The Democratic Congressional Campaign Committee is now taking note, dubbing Hoffman the "darling of right wing Republicans" and blasting him as an out-of-touch millionaire with a waterfront island home, a classic car collection, and a plan that includes "tax breaks for the wealthy."

An October 11-13 Siena College poll put Owens in the lead with 33 percent of the vote, Scozzafava at 29 percent, and Hoffman at 23 percent. A Club for Growth poll later found a small lead for Hoffman, and another conservative group-Minuteman PAC-also found Hoffman up by 5 points.

Former Republican Speaker of the House Newt Gingrich has opposed the Hoffman movement, telling Fox News Channel's Greta Van Susteren that conservatives' excitement about Hoffman is based "largely on misinformation" and that if Hoffman takes away enough votes to elect Owens, it will strengthen Speaker Nancy Pelosi instead of the conservative movement. He defended Scozzafava as "adequately conservative" for upstate New York, but he added that there is "no question" Scozzafava is liberal on social issues.

But conservative leaders like Marjorie Dannenfelser, president of the Susan B. Anthony List, see this as a test run for next year-an ultimatum to the GOP: "This has come at a particular tipping point in politics right now. On the one hand, Obama's policies are worrying conservatives; on the other, you have "a Republican party that can't see itself finding a candidate that . . . can counter those policies at a time when the country-and especially districts like this-are reacting strongly to Obama's policies."

Their purpose, said Dannenfelser, is "to stand up and say, 'There is a line, Republican Party, that we will not cross, and in this race you have crossed it.'" She added, even if Owens wins, "it will be a message that the Republican Party need not do this again."

According to Dannenfelser, this is the first time the Susan B. Anthony List has endorsed a third-party candidate: "I've never made a move like this but when you do it, you better mean it.
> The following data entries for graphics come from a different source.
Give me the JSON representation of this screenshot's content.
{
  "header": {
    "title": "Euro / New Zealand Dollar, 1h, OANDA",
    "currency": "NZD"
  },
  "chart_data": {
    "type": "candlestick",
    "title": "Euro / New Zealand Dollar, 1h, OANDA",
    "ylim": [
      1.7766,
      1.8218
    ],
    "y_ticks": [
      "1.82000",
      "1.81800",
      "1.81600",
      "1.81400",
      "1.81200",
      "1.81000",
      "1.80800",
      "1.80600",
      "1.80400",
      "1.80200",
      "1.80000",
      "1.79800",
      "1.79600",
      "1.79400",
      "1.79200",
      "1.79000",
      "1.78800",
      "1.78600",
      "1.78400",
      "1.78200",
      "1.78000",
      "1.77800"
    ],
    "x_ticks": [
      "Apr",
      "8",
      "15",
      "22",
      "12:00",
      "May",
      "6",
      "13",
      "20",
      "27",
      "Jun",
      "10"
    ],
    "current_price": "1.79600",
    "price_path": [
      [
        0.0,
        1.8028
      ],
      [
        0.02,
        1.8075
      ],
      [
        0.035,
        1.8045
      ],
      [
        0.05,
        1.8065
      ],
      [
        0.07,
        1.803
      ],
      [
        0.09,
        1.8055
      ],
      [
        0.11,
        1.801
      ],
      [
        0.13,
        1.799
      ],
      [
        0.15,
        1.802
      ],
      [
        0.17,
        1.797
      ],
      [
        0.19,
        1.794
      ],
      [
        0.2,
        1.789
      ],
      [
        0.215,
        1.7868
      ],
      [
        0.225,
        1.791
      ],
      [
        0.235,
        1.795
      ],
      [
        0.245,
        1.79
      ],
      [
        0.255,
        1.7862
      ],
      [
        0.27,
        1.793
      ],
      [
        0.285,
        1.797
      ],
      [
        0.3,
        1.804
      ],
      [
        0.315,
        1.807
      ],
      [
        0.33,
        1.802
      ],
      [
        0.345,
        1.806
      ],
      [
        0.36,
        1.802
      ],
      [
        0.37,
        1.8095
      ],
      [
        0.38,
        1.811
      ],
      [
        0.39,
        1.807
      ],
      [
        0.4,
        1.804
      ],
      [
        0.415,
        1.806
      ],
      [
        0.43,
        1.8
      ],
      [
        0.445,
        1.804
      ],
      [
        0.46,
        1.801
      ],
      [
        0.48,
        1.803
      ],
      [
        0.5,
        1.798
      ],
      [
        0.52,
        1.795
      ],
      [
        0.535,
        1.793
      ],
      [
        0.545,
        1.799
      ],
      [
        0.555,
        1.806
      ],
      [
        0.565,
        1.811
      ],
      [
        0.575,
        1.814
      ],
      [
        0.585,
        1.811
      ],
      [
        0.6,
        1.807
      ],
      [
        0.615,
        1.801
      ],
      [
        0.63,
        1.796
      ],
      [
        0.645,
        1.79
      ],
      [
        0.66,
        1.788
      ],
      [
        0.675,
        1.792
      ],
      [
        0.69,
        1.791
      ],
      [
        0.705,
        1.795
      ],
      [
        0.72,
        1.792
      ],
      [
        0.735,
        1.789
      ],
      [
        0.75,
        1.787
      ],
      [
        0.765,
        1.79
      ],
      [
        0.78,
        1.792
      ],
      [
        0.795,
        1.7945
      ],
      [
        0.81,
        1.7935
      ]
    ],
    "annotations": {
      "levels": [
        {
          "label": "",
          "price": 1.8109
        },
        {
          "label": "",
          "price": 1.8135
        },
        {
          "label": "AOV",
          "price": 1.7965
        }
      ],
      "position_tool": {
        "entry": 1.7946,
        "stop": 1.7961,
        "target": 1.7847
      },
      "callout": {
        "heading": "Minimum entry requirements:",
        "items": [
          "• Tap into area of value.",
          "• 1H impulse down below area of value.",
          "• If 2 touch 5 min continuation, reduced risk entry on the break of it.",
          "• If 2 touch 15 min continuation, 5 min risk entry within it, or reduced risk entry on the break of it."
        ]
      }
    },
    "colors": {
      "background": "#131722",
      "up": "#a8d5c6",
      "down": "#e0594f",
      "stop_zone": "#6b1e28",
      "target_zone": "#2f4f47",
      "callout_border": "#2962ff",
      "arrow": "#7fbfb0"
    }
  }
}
If you're gonna shoot a bear you'd better kill it." So organization is spending an estimated $350,000 to support Hoffman, is sponsoring 800 radio spots, has hit its goal of 100 volunteers, and is pushing for 250 volunteers to distribute 4,000 yard signs, pass out 80,000 pieces of comparison literature, and man the 75 largest Republican precincts on Election Day.

This also is the first time that the Catholic Families for America PAC has endorsed a third-party candidate, said executive director Kevin Roberts. But he said it wasn't an agonizing decision: "It was a no-brainer."